Last month the BoE said there had been “more persistence in the inflation process” and raised interest rates by a bigger-than-expected half a percentage point.

The more hawkish shift and comments last week by BoE Governor Andrew Bailey have done nothing to stem an upward climb in gilt yields and rate expectations.

“Investors’ expectations for future BoE hikes have only become more aggressive in recent days,” strategists at Deutsche Bank (ETR:DBKGn) wrote in a note to clients.

Bailey said on Thursday there was some evidence that overcharging by some retailers was contributing to inflation. The BoE previously said this was not widespread.

Economists’ forecasts have also moved up, though more slowly. A Reuters poll published on June 26 showed a median forecast of rates peaking at 5.5%.

A BoE survey on Thursday gave mixed messages on inflation stickiness.

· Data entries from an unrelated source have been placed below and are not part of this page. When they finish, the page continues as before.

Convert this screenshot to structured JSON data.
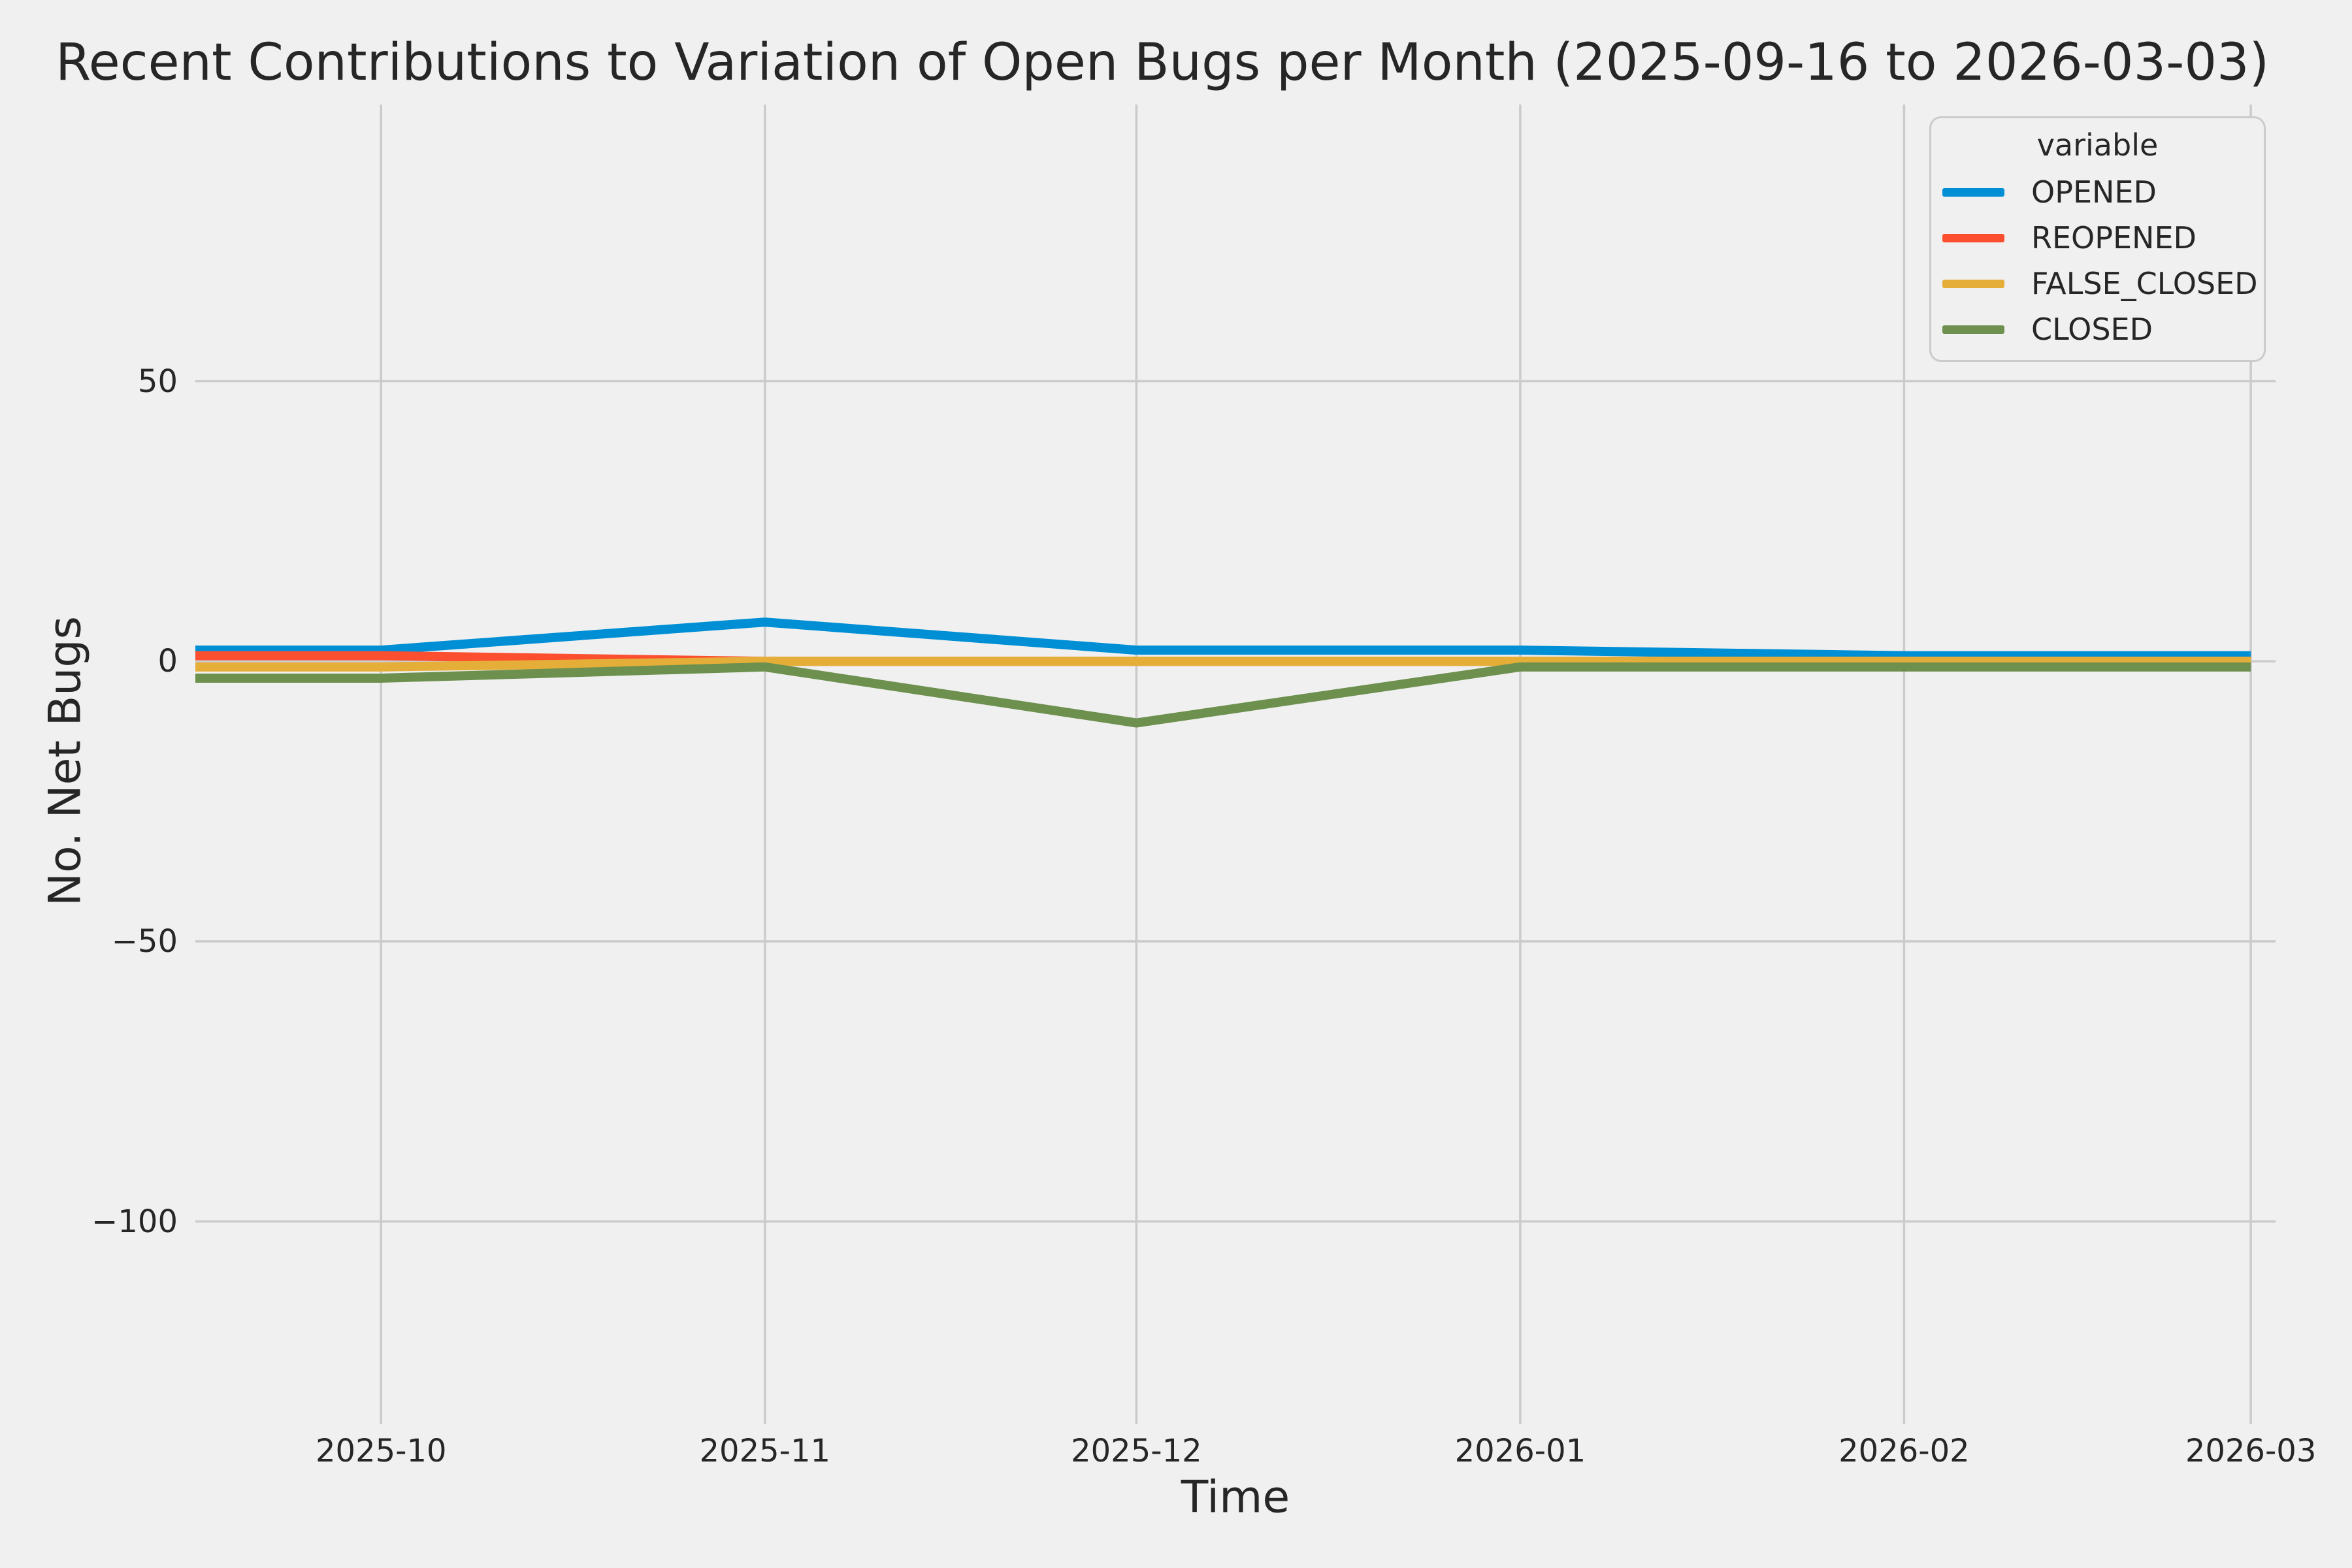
{
  "title": "Recent Contributions to Variation of Open Bugs per Month (2025-09-16 to 2026-03-03)",
  "axes": {
    "x_label": "Time",
    "y_label": "No. Net Bugs"
  },
  "legend": {
    "title": "variable",
    "entries": [
      "OPENED",
      "REOPENED",
      "FALSE_CLOSED",
      "CLOSED"
    ]
  },
  "colors": {
    "background": "#f0f0f0",
    "grid": "#cbcbcb",
    "text": "#262626",
    "opened": "#008fd5",
    "reopened": "#fc4f30",
    "false_closed": "#e5ae38",
    "closed": "#6d904f"
  },
  "chart_data": {
    "type": "line",
    "title": "Recent Contributions to Variation of Open Bugs per Month (2025-09-16 to 2026-03-03)",
    "xlabel": "Time",
    "ylabel": "No. Net Bugs",
    "grid": true,
    "legend_title": "variable",
    "legend_position": "upper right",
    "x": [
      "2025-09-16",
      "2025-10-01",
      "2025-11-01",
      "2025-12-01",
      "2026-01-01",
      "2026-02-01",
      "2026-03-01"
    ],
    "series": [
      {
        "name": "OPENED",
        "color": "#008fd5",
        "values": [
          2,
          2,
          7,
          2,
          2,
          1,
          1
        ]
      },
      {
        "name": "REOPENED",
        "color": "#fc4f30",
        "values": [
          1,
          1,
          0,
          0,
          0,
          0,
          0
        ]
      },
      {
        "name": "FALSE_CLOSED",
        "color": "#e5ae38",
        "values": [
          -1,
          -1,
          0,
          0,
          0,
          0,
          0
        ]
      },
      {
        "name": "CLOSED",
        "color": "#6d904f",
        "values": [
          -3,
          -3,
          -1,
          -11,
          -1,
          -1,
          -1
        ]
      }
    ],
    "xlim": [
      "2025-09-16",
      "2026-03-03"
    ],
    "ylim": [
      -136.2,
      99.4
    ],
    "yticks": [
      {
        "value": 50,
        "label": "50"
      },
      {
        "value": 0,
        "label": "0"
      },
      {
        "value": -50,
        "label": "−50"
      },
      {
        "value": -100,
        "label": "−100"
      }
    ],
    "xticks": [
      {
        "value": "2025-10-01",
        "label": "2025-10"
      },
      {
        "value": "2025-11-01",
        "label": "2025-11"
      },
      {
        "value": "2025-12-01",
        "label": "2025-12"
      },
      {
        "value": "2026-01-01",
        "label": "2026-01"
      },
      {
        "value": "2026-02-01",
        "label": "2026-02"
      },
      {
        "value": "2026-03-01",
        "label": "2026-03"
      }
    ]
  }
}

Businesses’ plans to raise prices were the lowest in 15 months at 5.3%, but their expectations for consumer price inflation in the medium term rose to a five-month high of 3.7%, well above the BoE’s 2% target.

The impact on higher interest rates on some parts of the economy is already clear, with a construction purchasing managers’ index (PMI) recording the biggest fall in house building since 2009, bar two months in 2020.

Despite the weaker growth outlook, gilt yields rose strongly across a range of maturities, in contrast to a recent trend where the biggest moves have been for shorter maturities.

Ten-year yields rose as much as 11 basis points (bps) on the day to 4.606%, their highest since turmoil after September’s mini-budget, while five-year yields surpassed that peak to reach 4.898%, their highest since July 2008.

Two-year gilt yields, the most sensitive to rate expectations, rose as much as 11 bps too to 5.488%, the highest since June 2008.

All the gilts underperformed against U.S. and German government bonds, with spreads versus Bunds reaching their widest since October at more than 200 bps.